The ferroelectric memory stores information by taking advantage of a hysteresis characteristic of the ferroelectric memory. The ferroelectric memory is provided with a ferroelectric capacitor that is configured to have, as a capacitor dielectric film, a ferroelectric film in a manner sandwiched between a pair of electrodes. The ferroelectric film brings about polarization according to applied voltage between the electrodes, and has spontaneous polarization even if the applied voltage is removed. Besides, if the polarity of the applied voltage is inversed, then the polarity of the spontaneous polarization is also inversed. Accordingly, the detection of the spontaneous polarization allows reading out the information. The ferroelectric memory operates at a voltage lower than that for operating a flash memory, enabling a power-saving and high-speed write operation.
It should be noted that, when manufacturing a ferroelectric capacitor, a thermal treatment under an oxygen environment needs to be conducted two times or more to recover damage caused in the ferroelectric film. Therefore, as a material for an upper electrode, a metal being difficult to be oxidized even under the oxygen environment, such as platinum or the like, or otherwise a conductive oxide such as IrOx, RuOx, or the like, is employed.
In APPL. Phys. Lett. 65, P.19 (1994) (Non-patent document 1), there is a description saying that, as a material of an upper electrode and a lower electrode sandwiching a ferroelectric film formed of PZT (Pb (Zr, Ti) O3), the use of iridium oxide (IrO2) can prevent the ferroelectric capacitor from fatigue to thereby ensure favorable capacitance characteristics. However, it is known that, with the use of the IrO2 electrode, an abnormally grown large crystal formed of IrO2 is apt to be generated on the surface of the electrode. Such a large crystal causes to produce a defect, degrades electric characteristics of the ferroelectric capacitor, and eventually lowers the yield of the semiconductor device.
Further, in Japanese Patent Application Laid-Open No. 2001-127262 (Patent document 1), for the purpose of solving the above-stated problem, there is disclosed a two-step sputtering method, in which an IrO2 film is formed at low power and further an IrO2 film is formed at high power thereafter. In Japanese Patent Application Laid-Open No. 2000-91270 (Patent document 2), for the same purpose, there is disclosed a method, in which an Ir film and an IrO2 film are formed in a row. Further, for reducing holes in the ferroelectric film, there is also disclosed a method in which an IrO2 film is formed followed by a RTA (Rapid Thermal Annealing) and further an Ir film is formed.

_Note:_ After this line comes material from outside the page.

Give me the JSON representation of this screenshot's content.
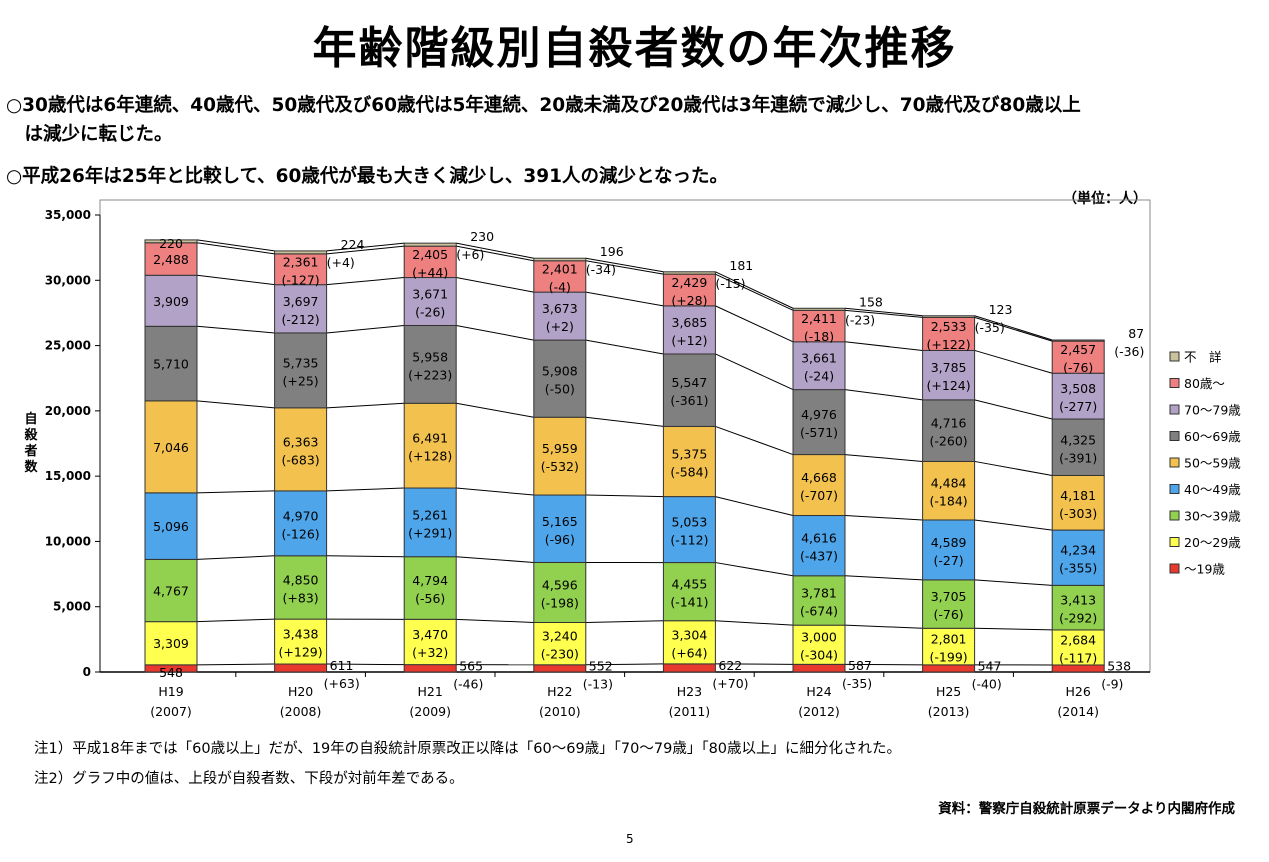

Similar to the other semiconductor devices, the ferroelectric memories are also demanded a miniaturization, low-voltage operation, and so forth. In the ferroelectric memory manufactured by the previously-described conventional method, however, the decline in the polarization inversion amount (switching charge amount) Qsw, which is caused together with the ferroelectric film being thinned, becomes more significant, and at the same time the coercive voltage becomes difficult to decline. When the polarization inversion amount declines, the ferroelectric memory becomes difficult to operate at low voltage, and when the coercive voltage is difficult to decline, the speed of inverting polarity becomes difficult to be improved.